Despite these accomplishments, Tobin would speak of the emptiness of his earlier days of climbing. In an interview for an Australian climbing magazine (Thrutch No. 79), he said: “…it was climb, climb, climb, don’t stop and don’t look back. Climbing was my god, and I looked to it for my meaning, my social life, my every need. I finally got to this point of fame I had always wanted, but when I stood on this little mountain of mine, this summit of fame and ability, I began to see the emptiness of it all…” He went on to say: “… to me climbing is one of the ultimate challenges in life, but by itself climbing can be very meaningless…”
What is it that causes that feeling of emptiness deep inside a person after attaining the goal of which he has dreamed?

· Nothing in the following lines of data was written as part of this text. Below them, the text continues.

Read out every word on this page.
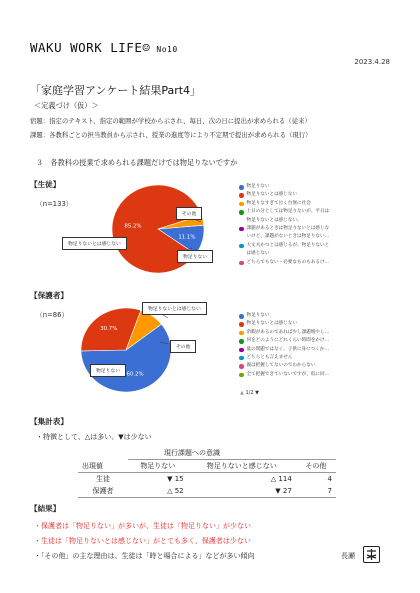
WAKU WORK LIFE☺ No10
2023.4.28
「家庭学習アンケート結果Part4」
＜定義づけ（仮）＞
宿題：指定のテキスト、指定の範囲が学校から示され、毎日、次の日に提出が求められる（従来）
課題：各教科ごとの担当教員から示され、授業の進度等により不定期で提出が求められる（現行）
３　各教科の授業で求められる課題だけでは物足りないですか
【生徒】
（n=133）
11.1%
85.2%
その他
物足りないとは感じない
物足りない
物足りない
物足りないとは感じない
物足りなすぎて泣く台無に社会
土日の分としては物足りないが、平日は
物足りないとは感じない。
課題があるときは物足りないとは感じな
いけど、課題がないときは物足りない…
大丈夫かつとは感じるが、物足りないと
は感じない
どちらでもない・必要なものもあるけ…
【保護者】
（n=86）
60.2%
30.7%
物足りないとは感じない
その他
物足りない
物足りない
物足りないとは感じない
余暇があるのであれば少し課題増やし…
何をどのようにどれくらい時間をかけ…
量の問題ではなく、子供に身につくか…
どちらとも言えません
親は把握してないのでわからない
全て把握できていないですが、低に同…
▲ 1/2 ▼
【集計表】
・特徴として、△は多い、▼は少ない
	現行課題への意識		
出現値	物足りない	物足りないと感じない	その他
生徒	▼ 15	△ 114	4
保護者	△ 52	▼ 27	7
【結果】
・保護者は「物足りない」が多いが、生徒は「物足りない」が少ない
・生徒は「物足りないとは感じない」がとても多く、保護者は少ない
・「その他」の主な理由は、生徒は「時と場合による」などが多い傾向	長瀬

Emptiness is experienced in our lives when we live without acknowledging our God, without walking each day in close fellowship with Him. It is this close relationship with our God for which were created, and to ignore it leads inexorably toward emptiness.
Intimacy with our God leads us inexorably toward a life of fulfillment and adventure. Tobin once told me that he pursued his relationship with his God in the same way he pursued his climbing and conditioning. As an athlete, Tobin spent hours each day in preparation and conditioning. Tobin was known for pursuing his climbing in a radical, push-the-margins approach. He pushed himself toward intimacy with his God with the same vigorous engagement. From the Thrutch interview, he said, “…I have often tried to say that in Christ we must live radically … Committed to him…” Watching Tobin for the short time I knew him made it clear that he lived this radical relationship with his God.
This, I say, is the great adventure. Tobin’s eyes lit up when talking about climbing, and when he spoke about his adventure with his God. We will never be fulfilled, and our hearts will be restless until we find the intimacy with our God for which we were made.